Il rejoua la scène dans sa tête.
Cette fois avait été particulièrement prolongée, remplie d'une abondance de baisers.
L'affection qui semblait les fuir pendant la journée se retrouvait toujours dans l'intimité de la chambre.
...
Il devenait de plus en plus... impudique.
Alicia confirma cette observation le lendemain matin.
Il s'était levé encore plus tôt qu'elle, la réveillant avec un baiser.
Sa peau portait désormais son parfum, un fait qui semblait l'enchanter immensément.
Il était comme un enfant, obstinément déterminé à marquer quelque chose comme sien.
« Alicia », murmura-t-il, ses lèvres effleurant sa joue, le duvet doux de sa peau une caresse délicate.
Après quelques rencontres de ce genre, elle avait finalement compris ce que c'était.
Alicia déplaça son genou, son mollet glissant de son emprise.
« Tu dois garder tes vêtements pendant la journée », lui rappela-t-elle, tirant la couverture sur sa tête pour reprendre son sommeil.
Elle semblait avoir oublié quelque chose qu'elle voulait dire.
Tout ça était si épuisant.
« Est-ce que tu m'aimes un peu ? » demanda-t-il, sa voix mêlant espoir et anxiété, alors qu'il la tenait simplement près de lui.
Alicia, enfouie sous une montagne d'oreillers en duvet d'oie, n'aimait toujours pas être tenue si fermement, mais elle s'était volontairement soumise à son étreinte la nuit précédente.
« Non, je n'aime pas », murmura-t-elle, sa voix étouffée par le tissu moelleux.
Il essaya de lui embrasser la jambe, mais ses avances furent contrecarrées quand il tenta d'aller plus loin.
« Tu es vraiment exaspérant, William George. »
« Mais tu as dit que tu m'aimais hier », protesta-t-il, se penchant au-dessus d'elle, appuyé sur un coude.
Et ainsi, Alicia ouvrit les yeux, contemplant la vue de ses cheveux noirs ébouriffés et de ces yeux saphir.
Hier avait en effet été assez... agréable.
Elle se souvint de ce qu'elle avait dit.
Elle était nichée parmi les oreillers, ses cheveux dorés tombant en cascade sur ses épaules pâles.
Il essuya ses larmes, lui demandant si elle aimait ça.
Alicia tourna la tête, les yeux fermés, et finit par concéder un « Mmm » réticent.
Il devint encore plus passionné, plus fervent, cherchant une confirmation trois fois de plus.
Elle ne pouvait pas vraiment discerner, à ce moment-là, si elle avait apprécié l'acte lui-même ou lui, personnellement.
Elle se souvint qu'il avait dit, au milieu de leur rencontre : « Je suis encore assez jeune, tu sais, Alicia.
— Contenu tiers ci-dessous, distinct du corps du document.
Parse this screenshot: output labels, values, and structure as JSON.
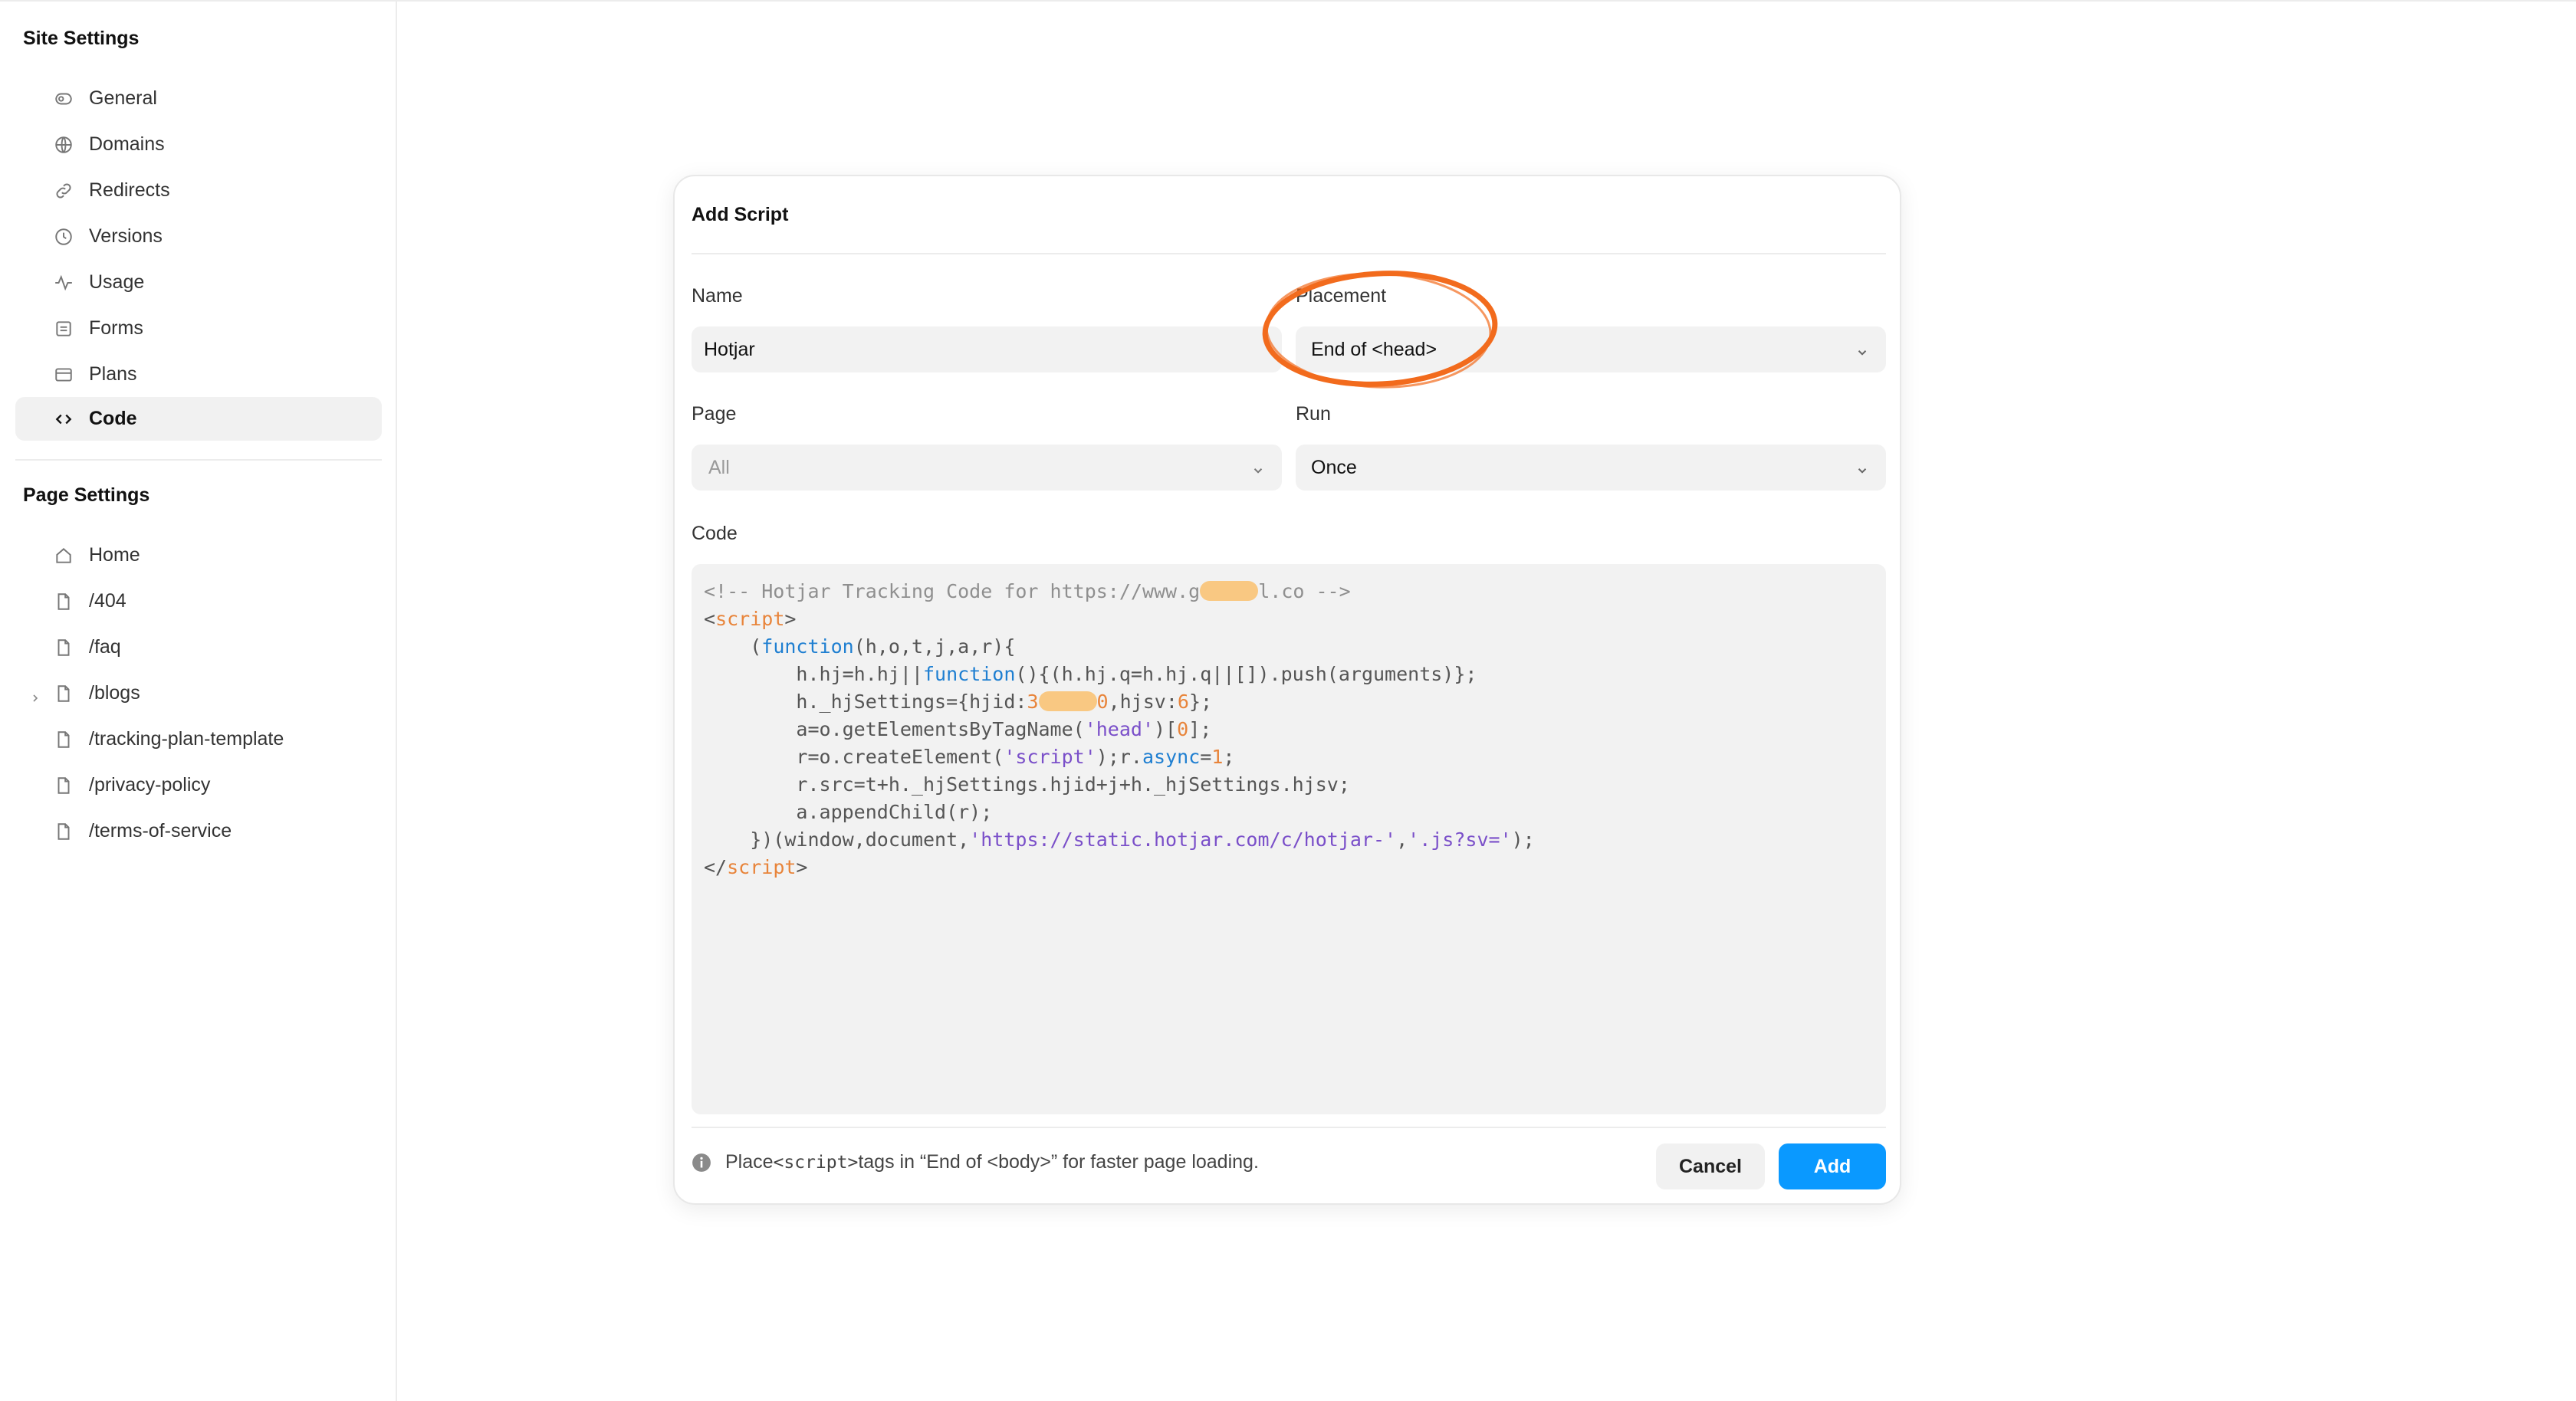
{
  "sidebar": {
    "site_settings_title": "Site Settings",
    "site_items": [
      {
        "label": "General",
        "icon": "toggle-icon"
      },
      {
        "label": "Domains",
        "icon": "globe-icon"
      },
      {
        "label": "Redirects",
        "icon": "link-icon"
      },
      {
        "label": "Versions",
        "icon": "clock-icon"
      },
      {
        "label": "Usage",
        "icon": "activity-icon"
      },
      {
        "label": "Forms",
        "icon": "form-icon"
      },
      {
        "label": "Plans",
        "icon": "card-icon"
      },
      {
        "label": "Code",
        "icon": "code-icon",
        "active": true
      }
    ],
    "page_settings_title": "Page Settings",
    "page_items": [
      {
        "label": "Home",
        "icon": "home-icon"
      },
      {
        "label": "/404",
        "icon": "page-icon"
      },
      {
        "label": "/faq",
        "icon": "page-icon"
      },
      {
        "label": "/blogs",
        "icon": "page-icon",
        "expandable": true
      },
      {
        "label": "/tracking-plan-template",
        "icon": "page-icon"
      },
      {
        "label": "/privacy-policy",
        "icon": "page-icon"
      },
      {
        "label": "/terms-of-service",
        "icon": "page-icon"
      }
    ]
  },
  "modal": {
    "title": "Add Script",
    "name_label": "Name",
    "name_value": "Hotjar",
    "placement_label": "Placement",
    "placement_value": "End of <head>",
    "page_label": "Page",
    "page_value": "All",
    "run_label": "Run",
    "run_value": "Once",
    "code_label": "Code",
    "code": {
      "l1a": "<!-- Hotjar Tracking Code for https://www.g",
      "l1b": "l.co -->",
      "l2a": "<",
      "l2b": "script",
      "l2c": ">",
      "l3a": "    (",
      "l3b": "function",
      "l3c": "(h,o,t,j,a,r){",
      "l4a": "        h.hj=h.hj||",
      "l4b": "function",
      "l4c": "(){(h.hj.q=h.hj.q||[]).push(arguments)};",
      "l5a": "        h._hjSettings={hjid:",
      "l5b": "3",
      "l5c": "0",
      "l5d": ",hjsv:",
      "l5e": "6",
      "l5f": "};",
      "l6a": "        a=o.getElementsByTagName(",
      "l6b": "'head'",
      "l6c": ")[",
      "l6d": "0",
      "l6e": "];",
      "l7a": "        r=o.createElement(",
      "l7b": "'script'",
      "l7c": ");r.",
      "l7d": "async",
      "l7e": "=",
      "l7f": "1",
      "l7g": ";",
      "l8": "        r.src=t+h._hjSettings.hjid+j+h._hjSettings.hjsv;",
      "l9": "        a.appendChild(r);",
      "l10a": "    })(window,document,",
      "l10b": "'https://static.hotjar.com/c/hotjar-'",
      "l10c": ",",
      "l10d": "'.js?sv='",
      "l10e": ");",
      "l11a": "</",
      "l11b": "script",
      "l11c": ">"
    },
    "hint_prefix": "Place ",
    "hint_code": "<script>",
    "hint_suffix": " tags in “End of <body>” for faster page loading.",
    "cancel_label": "Cancel",
    "add_label": "Add"
  },
  "colors": {
    "accent": "#0a99ff",
    "annotation": "#f26b1d",
    "redaction": "#f9c882"
  }
}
Je ne suis pas un vieil homme. »
Il était toujours bloqué là-dessus, apparemment.
La fille le regarda, une lueur de confusion dans les yeux.
Ils restèrent là un moment, car Alicia ne pouvait tout simplement pas rassembler l'énergie pour bouger.
Puis, elle remarqua que William Cavendish était niché à côté d'elle, ses longs cils baissés, profondément endormi.
...
La journée était complètement gâchée. Elle ne pouvait même pas se concentrer sur son livre.
Une atmosphère particulière s'était installée entre eux.
William Cavendish ne l'embrassa presque pas du tout.
Parce qu'il ne pouvait pas l'embrasser chastement.
Au dîner, Alicia rompit enfin le silence. « Cavendish... »
Elle avait pris l'habitude de l'appeler par son nom de famille, une pratique courante chez ceux qui n'étaient pas en termes intimes.
Comme elle partageait son nom de famille, elle l'utilisait rarement.
William Cavendish, étant le seul fils de son père et dépourvu de titre, était habituellement appelé M. Cavendish.
Il leva les yeux, surpris. Il avait évité son regard toute la journée, l'esprit rempli de vifs souvenirs de la nuit précédente.
Alicia détourna les yeux et déclara, avec la plus grande équité : « Tu as un appétit plutôt... robuste, tu sais. »
Cavendish s'étrangla, crachant : « Quoi ? »
Il toussa élégamment, se tamponnant les lèvres avec une serviette.
Son expression était celle d'une incrédulité totale.
Il était heureux d'avoir avalé sa nourriture avant qu'elle ne parle.
« Par conséquent, je crois que nous devons avoir une discussion sérieuse à propos de cette... entente de cohabitation. »
Alicia se souvint finalement de ce qu'elle avait l'intention de dire.
Son expression était sévère, bien qu'elle ne puisse s'empêcher de se rappeler la chaleur de ses lèvres sur son mollet.